BEl enfermo Lawrence está llorando. Este es el hombre que nos dio Ted Lasso y Shrinking, y que está a pocos días del lanzamiento de Rooster, la comedia de Steve Carell que HBO ya considera el ancla de su producción de comedia. En este punto de su carrera, Lawrence podía sonarse la nariz y el contenido de sus pañuelos se convertiría en una conmovedora y querida serie de comedia.
Entonces es interesante que, de todas las opciones disponibles, Lawrence decidiera relanzar Scrubs. Es una serie con una gran huella (cuando terminó Friends, se podría argumentar que se convirtió en la comedia de situación más grande de la Tierra), pero todavía se sentía muy cerca de su época. Era una comedia médica que no sólo provocaba muchas risas gracias a los sketches al estilo de Padre de familia, cuando se consideraban nuevos y emocionantes, sino que también tenía más de un personaje especializado en una crueldad barroca, que ya no parece especialmente adecuada para Lawrence. Ted Lasso nunca lo haría.
Agregue a eso un elenco que pareció hacer todo lo posible para evitar la locura del programa tan pronto como terminó (Zach Braff se convirtió en director independiente, mientras que Donald Faison y Sarah Chalke se convirtieron en los más visibles del drama) y se queda con la horrible sensación de que la magia podría haber desaparecido durante la última década y media.
Afortunadamente, esa sensación desaparece después de unos 15 segundos, porque Scrubs Revival es lo más Scrubsy posible. Obviamente, tu valoración de esta nueva carrera dependerá de tu valoración de Scrubs al principio. Pero si eres fanático, la nueva serie te sentirás como las manos más seguras imaginables.
Nos encontramos con el JD de Braff en medio de su nueva carrera como médico conserje, bebiendo té mientras reparte con delicadeza recetas de pastillas para la erección a los ricos e imperturbables.

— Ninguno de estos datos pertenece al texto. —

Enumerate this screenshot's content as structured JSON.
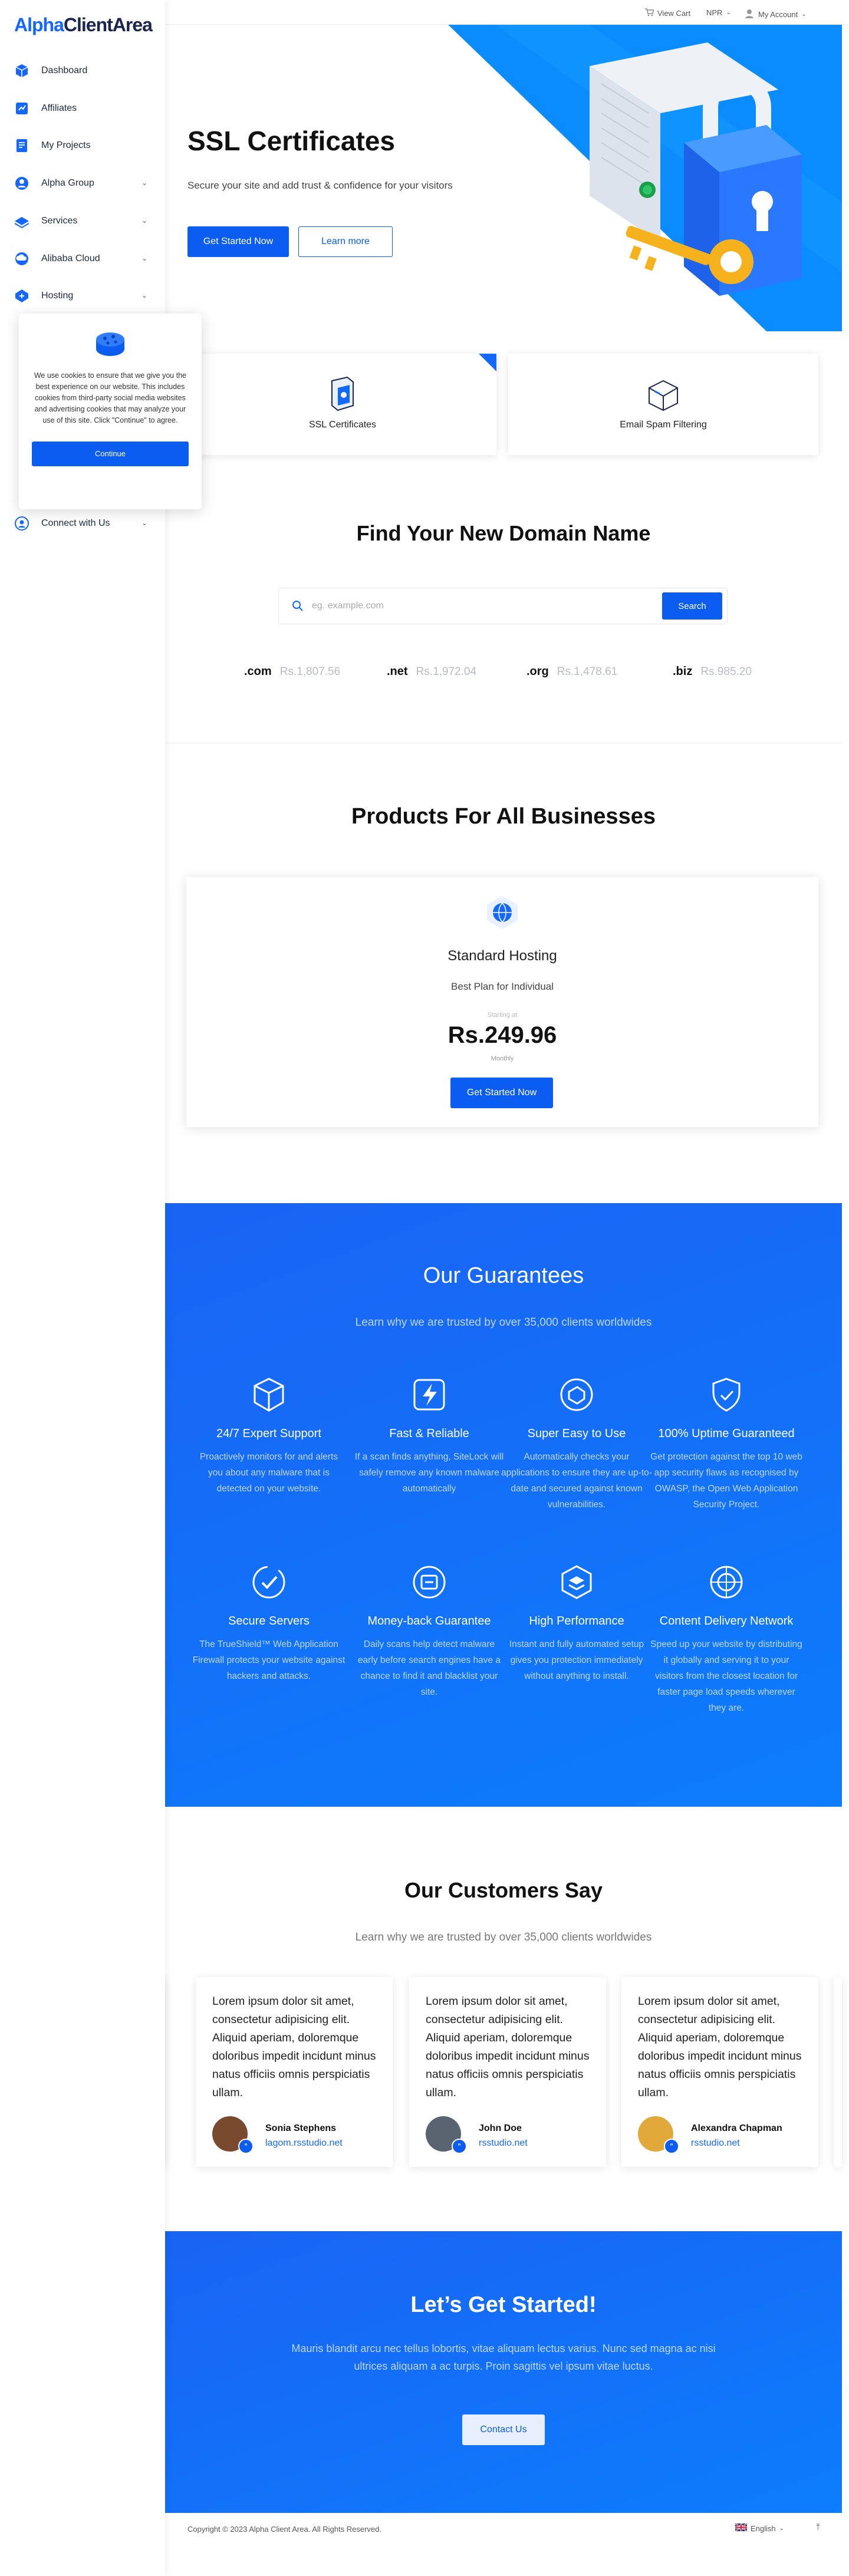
{
  "brand": {
    "logo_part1": "Alpha",
    "logo_part2": "ClientArea"
  },
  "sidebar": {
    "items": [
      {
        "label": "Dashboard",
        "icon": "dashboard-icon",
        "has_children": false
      },
      {
        "label": "Affiliates",
        "icon": "affiliates-icon",
        "has_children": false
      },
      {
        "label": "My Projects",
        "icon": "projects-icon",
        "has_children": false
      },
      {
        "label": "Alpha Group",
        "icon": "group-icon",
        "has_children": true
      },
      {
        "label": "Services",
        "icon": "services-icon",
        "has_children": true
      },
      {
        "label": "Alibaba Cloud",
        "icon": "cloud-icon",
        "has_children": true
      },
      {
        "label": "Hosting",
        "icon": "hosting-icon",
        "has_children": true
      },
      {
        "label": "Connect with Us",
        "icon": "connect-icon",
        "has_children": true
      }
    ]
  },
  "cookie": {
    "message": "We use cookies to ensure that we give you the best experience on our website. This includes cookies from third-party social media websites and advertising cookies that may analyze your use of this site. Click \"Continue\" to agree.",
    "button": "Continue"
  },
  "topbar": {
    "cart": "View Cart",
    "currency": "NPR",
    "account": "My Account"
  },
  "hero": {
    "title": "SSL Certificates",
    "subtitle": "Secure your site and add trust & confidence for your visitors",
    "primary_button": "Get Started Now",
    "secondary_button": "Learn more"
  },
  "features": [
    {
      "label": "SSL Certificates"
    },
    {
      "label": "Email Spam Filtering"
    }
  ],
  "domain": {
    "title": "Find Your New Domain Name",
    "placeholder": "eg. example.com",
    "button": "Search",
    "tlds": [
      {
        "ext": ".com",
        "price": "Rs.1,807.56"
      },
      {
        "ext": ".net",
        "price": "Rs.1,972.04"
      },
      {
        "ext": ".org",
        "price": "Rs.1,478.61"
      },
      {
        "ext": ".biz",
        "price": "Rs.985.20"
      }
    ]
  },
  "products": {
    "title": "Products For All Businesses",
    "card": {
      "name": "Standard Hosting",
      "tagline": "Best Plan for Individual",
      "starting": "Starting at",
      "price": "Rs.249.96",
      "period": "Monthly",
      "button": "Get Started Now"
    }
  },
  "guarantees": {
    "title": "Our Guarantees",
    "subtitle": "Learn why we are trusted by over 35,000 clients worldwides",
    "items": [
      {
        "title": "24/7 Expert Support",
        "desc": "Proactively monitors for and alerts you about any malware that is detected on your website."
      },
      {
        "title": "Fast & Reliable",
        "desc": "If a scan finds anything, SiteLock will safely remove any known malware automatically"
      },
      {
        "title": "Super Easy to Use",
        "desc": "Automatically checks your applications to ensure they are up-to-date and secured against known vulnerabilities."
      },
      {
        "title": "100% Uptime Guaranteed",
        "desc": "Get protection against the top 10 web app security flaws as recognised by OWASP, the Open Web Application Security Project."
      },
      {
        "title": "Secure Servers",
        "desc": "The TrueShield™ Web Application Firewall protects your website against hackers and attacks."
      },
      {
        "title": "Money-back Guarantee",
        "desc": "Daily scans help detect malware early before search engines have a chance to find it and blacklist your site."
      },
      {
        "title": "High Performance",
        "desc": "Instant and fully automated setup gives you protection immediately without anything to install."
      },
      {
        "title": "Content Delivery Network",
        "desc": "Speed up your website by distributing it globally and serving it to your visitors from the closest location for faster page load speeds wherever they are."
      }
    ]
  },
  "testimonials": {
    "title": "Our Customers Say",
    "subtitle": "Learn why we are trusted by over 35,000 clients worldwides",
    "items": [
      {
        "quote": "Lorem ipsum dolor sit amet, consectetur adipisicing elit. Aliquid aperiam, doloremque doloribus impedit incidunt minus natus officiis omnis perspiciatis ullam.",
        "name": "Sonia Stephens",
        "link": "lagom.rsstudio.net",
        "avatar_color": "#7a4a2e"
      },
      {
        "quote": "Lorem ipsum dolor sit amet, consectetur adipisicing elit. Aliquid aperiam, doloremque doloribus impedit incidunt minus natus officiis omnis perspiciatis ullam.",
        "name": "John Doe",
        "link": "rsstudio.net",
        "avatar_color": "#5a6470"
      },
      {
        "quote": "Lorem ipsum dolor sit amet, consectetur adipisicing elit. Aliquid aperiam, doloremque doloribus impedit incidunt minus natus officiis omnis perspiciatis ullam.",
        "name": "Alexandra Chapman",
        "link": "rsstudio.net",
        "avatar_color": "#e0a93a"
      }
    ]
  },
  "cta": {
    "title": "Let’s Get Started!",
    "text": "Mauris blandit arcu nec tellus lobortis, vitae aliquam lectus varius. Nunc sed magna ac nisi ultrices aliquam a ac turpis. Proin sagittis vel ipsum vitae luctus.",
    "button": "Contact Us"
  },
  "footer": {
    "copyright": "Copyright © 2023 Alpha Client Area. All Rights Reserved.",
    "language": "English"
  },
  "colors": {
    "primary": "#0b5cf0",
    "brand_blue": "#1468ff",
    "navy": "#1a2550"
  }
}
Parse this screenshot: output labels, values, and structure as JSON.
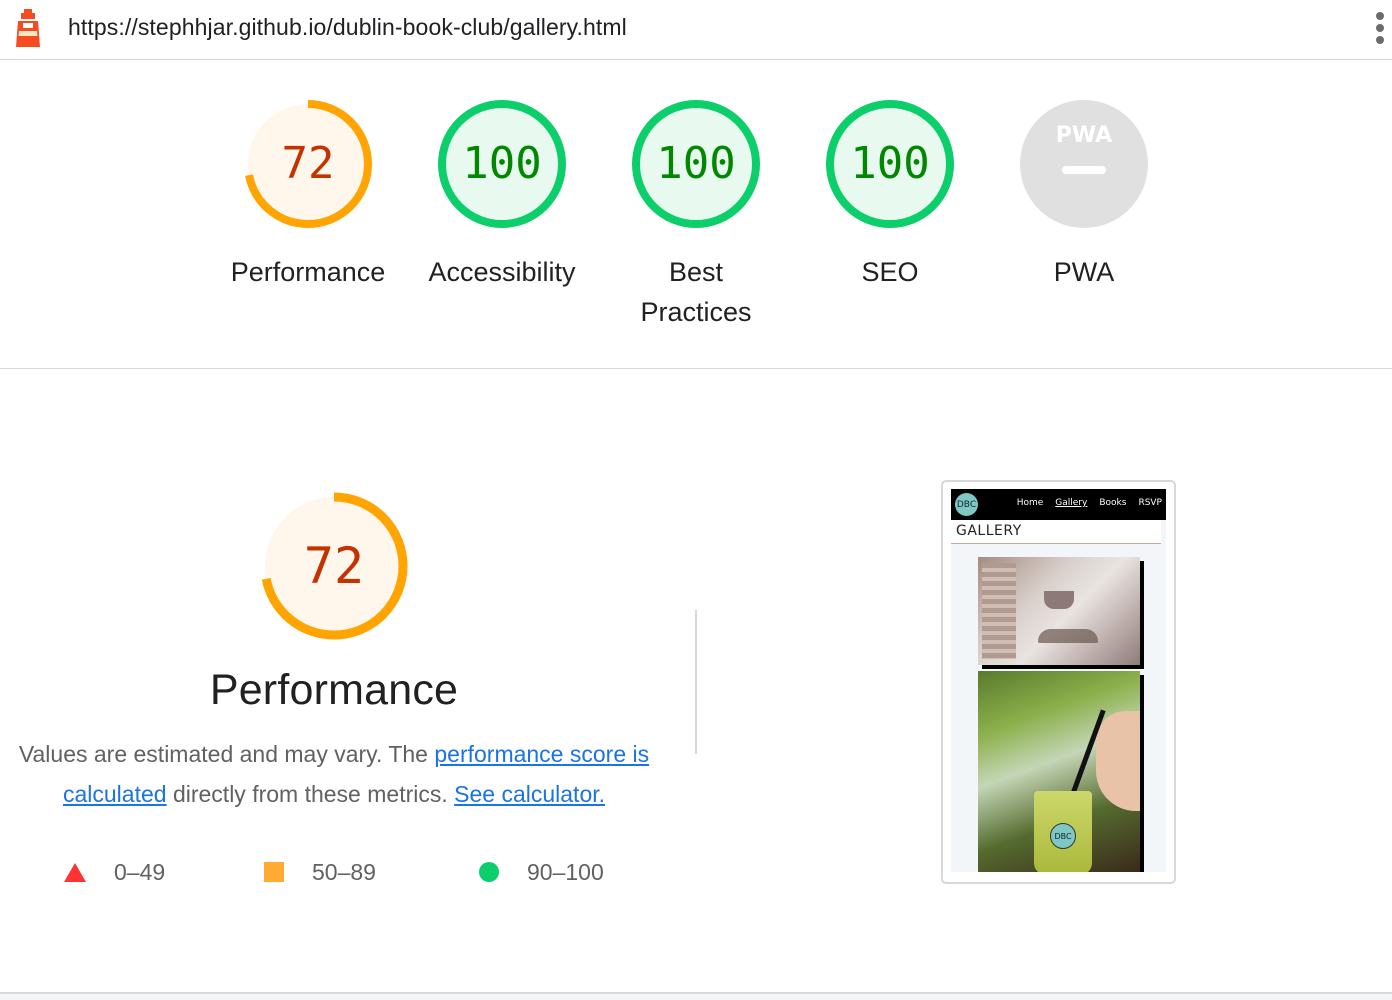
{
  "url_bar": {
    "url": "https://stephhjar.github.io/dublin-book-club/gallery.html",
    "logo_icon": "lighthouse-icon",
    "menu_icon": "more-vert-icon"
  },
  "gauges": [
    {
      "label": "Performance",
      "score": "72",
      "fraction": 0.72,
      "status": "average"
    },
    {
      "label": "Accessibility",
      "score": "100",
      "fraction": 1.0,
      "status": "pass"
    },
    {
      "label": "Best Practices",
      "score": "100",
      "fraction": 1.0,
      "status": "pass"
    },
    {
      "label": "SEO",
      "score": "100",
      "fraction": 1.0,
      "status": "pass"
    },
    {
      "label": "PWA",
      "score": "",
      "fraction": 0,
      "status": "na",
      "badge_text": "PWA"
    }
  ],
  "performance": {
    "score": "72",
    "fraction": 0.72,
    "title": "Performance",
    "desc_prefix": "Values are estimated and may vary. The",
    "link_score": "performance score is calculated",
    "desc_middle": "directly from these metrics.",
    "link_calc": "See calculator.",
    "legend": [
      {
        "shape": "triangle",
        "range": "0–49"
      },
      {
        "shape": "square",
        "range": "50–89"
      },
      {
        "shape": "circle",
        "range": "90–100"
      }
    ]
  },
  "thumbnail": {
    "logo": "DBC",
    "nav": [
      "Home",
      "Gallery",
      "Books",
      "RSVP"
    ],
    "heading": "GALLERY",
    "cup_badge": "DBC"
  },
  "colors": {
    "average": "#ffa400",
    "average_text": "#c33300",
    "average_bg": "#fff6ec",
    "pass": "#0cce6b",
    "pass_text": "#008800",
    "pass_bg": "#e8f9ef",
    "na": "#e0e0e0",
    "link": "#1a73e8"
  }
}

Pero una visita casual al hospital del Sacré-Cœur le permite recordar lo que dejó atrás. En menos de 20 minutos, vuelve a verse enredado como miembro superior del personal.
Otros personajes antiguos se tratan con la misma rapidez. Elliot de Chalke se deshizo de un montón de viejos resentimientos en poco más de una hora y, mantendré esto vago para evitar spoilers, Faison’s Turk comienza el primer episodio con un conjunto muy serio de nuevos rasgos de personajes sobre los cuales otros programas podrían construir toda su premisa, pero logra salirse con la suya en menos tiempo del que le tomaría hacer un Pot Noodle.
Sin embargo, Scrubs es un programa sobre un hospital universitario, lo que significa que tiene que haber una afluencia de recién llegados para que los veteranos enseñen. Aquí el espectáculo tiene un poco menos de éxito. Recordarás, por supuesto, que esta es la dirección que intentó la serie Scrubs original con su desafortunada serie Med School.
Pero mantengamos una actitud positiva. Desde los primeros cuatro episodios, los nuevos médicos jóvenes de Scrubs son un montón de frases ingeniosas, pero dado el poco tiempo que se les da frente a la pantalla, probablemente sea de esperar. Hay muchas posibilidades de que evolucionen a lo largo del espectáculo. Aún más emocionante, Vanessa Bayer obtiene el papel de Sibby, una especie de jefa de recursos humanos responsable de controlar los aspectos de la serie más teñidos de la década de 2000. En el mejor de los casos, su personaje a menudo se siente sacado en paracaídas de una serie diferente y extraña. Supongo que pronto se irá con todo esto.
También hay que decir que una de las formas en que Scrubs ha evolucionado con los tiempos es su estado de ánimo. El programa original tenía un aire de exasperación sobre el sistema de salud estadounidense; ahora a menudo se convierte en ira absoluta. Un tema recurrente en los primeros episodios es que los personajes corren peligro (a menudo fatales) debido a la falta de cobertura asequible. O los médicos trabajan para infringir las reglas para ayudarlos, o las respetan y las ignoran. Ninguno de estos enfoques termina bien.
Incluso hay un nuevo médico británico cuyo único propósito es decirle al público estadounidense que los medicamentos recetados sólo cuestan diez dólares. Y, sin embargo, de alguna manera, estos dos polos (comedia deliberadamente idiota y furia volcánica) logran fusionarse en un espectáculo tan visible como siempre lo ha sido Scrubs. Que corra y corra.